Discussion Questions on Rationality
1. The models of rational choice that economists accept maintain that my choices are determined entirely and exclusively by my preferences. Does this imply that it is rational to be self-interested and irrational not to be self-interested?
2. Consider the following choices. You get to draw one ball from an opaque urn containing 1 red ball, 89 white balls, and 10 blue balls.
In problem 1 you have a choice between (A) a million dollars for certain or (B) getting $5 million if you draw a blue ball (Pr = .1), one million if you draw a white ball (Pr = .89), and nothing if you draw a red ball (Pr = .01). Which would you prefer?
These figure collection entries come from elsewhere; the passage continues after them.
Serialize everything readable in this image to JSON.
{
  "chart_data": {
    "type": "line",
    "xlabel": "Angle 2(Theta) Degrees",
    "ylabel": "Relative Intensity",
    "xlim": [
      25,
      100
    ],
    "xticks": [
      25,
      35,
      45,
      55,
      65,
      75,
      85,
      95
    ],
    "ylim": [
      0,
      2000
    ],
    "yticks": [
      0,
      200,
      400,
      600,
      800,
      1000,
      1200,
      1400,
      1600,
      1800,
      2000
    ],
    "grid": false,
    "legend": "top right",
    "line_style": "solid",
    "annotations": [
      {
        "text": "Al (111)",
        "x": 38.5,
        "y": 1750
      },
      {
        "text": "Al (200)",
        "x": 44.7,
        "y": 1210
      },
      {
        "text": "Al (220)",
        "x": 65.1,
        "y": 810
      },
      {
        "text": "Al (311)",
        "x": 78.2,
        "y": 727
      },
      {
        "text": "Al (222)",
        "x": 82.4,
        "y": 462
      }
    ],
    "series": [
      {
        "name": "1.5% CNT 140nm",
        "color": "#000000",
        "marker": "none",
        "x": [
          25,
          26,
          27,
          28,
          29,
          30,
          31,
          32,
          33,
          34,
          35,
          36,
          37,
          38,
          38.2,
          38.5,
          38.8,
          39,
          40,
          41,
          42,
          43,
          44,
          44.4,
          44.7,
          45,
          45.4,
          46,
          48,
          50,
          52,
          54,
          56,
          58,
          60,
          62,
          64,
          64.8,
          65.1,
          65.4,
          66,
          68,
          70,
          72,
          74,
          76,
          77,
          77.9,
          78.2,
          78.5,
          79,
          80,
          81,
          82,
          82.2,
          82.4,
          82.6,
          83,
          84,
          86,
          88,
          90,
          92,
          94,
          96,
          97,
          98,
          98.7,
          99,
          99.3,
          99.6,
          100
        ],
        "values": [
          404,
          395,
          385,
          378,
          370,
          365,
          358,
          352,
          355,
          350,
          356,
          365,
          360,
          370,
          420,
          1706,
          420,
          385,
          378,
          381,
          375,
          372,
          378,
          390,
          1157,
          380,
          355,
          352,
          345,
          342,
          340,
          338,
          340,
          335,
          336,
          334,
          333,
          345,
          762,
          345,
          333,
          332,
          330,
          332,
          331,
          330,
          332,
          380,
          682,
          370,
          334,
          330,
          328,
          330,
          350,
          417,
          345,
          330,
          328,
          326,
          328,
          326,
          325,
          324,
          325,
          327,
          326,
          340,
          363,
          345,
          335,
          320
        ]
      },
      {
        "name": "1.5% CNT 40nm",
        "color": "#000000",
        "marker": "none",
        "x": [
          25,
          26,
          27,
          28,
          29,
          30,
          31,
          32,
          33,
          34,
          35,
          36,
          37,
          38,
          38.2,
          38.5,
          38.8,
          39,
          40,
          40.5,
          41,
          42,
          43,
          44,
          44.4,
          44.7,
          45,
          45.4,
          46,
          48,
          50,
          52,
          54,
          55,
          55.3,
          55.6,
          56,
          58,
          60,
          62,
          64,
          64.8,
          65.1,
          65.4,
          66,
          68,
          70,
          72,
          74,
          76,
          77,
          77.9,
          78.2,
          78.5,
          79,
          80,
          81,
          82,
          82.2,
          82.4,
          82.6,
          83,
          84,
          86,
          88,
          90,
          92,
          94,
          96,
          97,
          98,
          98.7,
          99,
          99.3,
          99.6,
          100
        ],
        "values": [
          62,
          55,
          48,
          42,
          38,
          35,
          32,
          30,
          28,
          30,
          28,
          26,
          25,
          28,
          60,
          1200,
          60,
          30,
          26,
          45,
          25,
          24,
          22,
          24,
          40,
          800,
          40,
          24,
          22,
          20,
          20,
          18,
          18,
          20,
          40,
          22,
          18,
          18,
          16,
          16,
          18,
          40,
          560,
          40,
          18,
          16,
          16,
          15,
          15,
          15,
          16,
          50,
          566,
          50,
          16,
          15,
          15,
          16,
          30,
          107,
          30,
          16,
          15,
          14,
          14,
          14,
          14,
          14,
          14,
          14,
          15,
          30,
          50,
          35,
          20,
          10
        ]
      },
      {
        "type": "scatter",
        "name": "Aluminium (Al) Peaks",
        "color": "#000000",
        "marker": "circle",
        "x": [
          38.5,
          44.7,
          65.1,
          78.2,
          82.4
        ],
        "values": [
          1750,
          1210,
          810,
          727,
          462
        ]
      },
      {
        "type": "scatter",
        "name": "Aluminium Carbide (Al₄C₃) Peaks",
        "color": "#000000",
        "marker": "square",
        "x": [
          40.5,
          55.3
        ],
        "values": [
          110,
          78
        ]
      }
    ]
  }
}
In problem 2 you have a choice between (C), a million dollars if you draw a red or a blue ball and nothing if you draw a white ball, or (D), which gives you $5 million if you draw a blue ball and nothing otherwise. Which would you prefer?
The following table summarizes the two choices and the outcomes:
Many people say they prefer A to B and D to C, but this pattern of preferences is inconsistent with the independence axiom. Can you see why? Do you think it is irrational to prefer A to B and D to C?
3. Near the end of Shakespeare’s Romeo and Juliet, Romeo drinks poison just before Juliet wakes. What would a revealed-preference theorist conclude about Romeo’s preferences?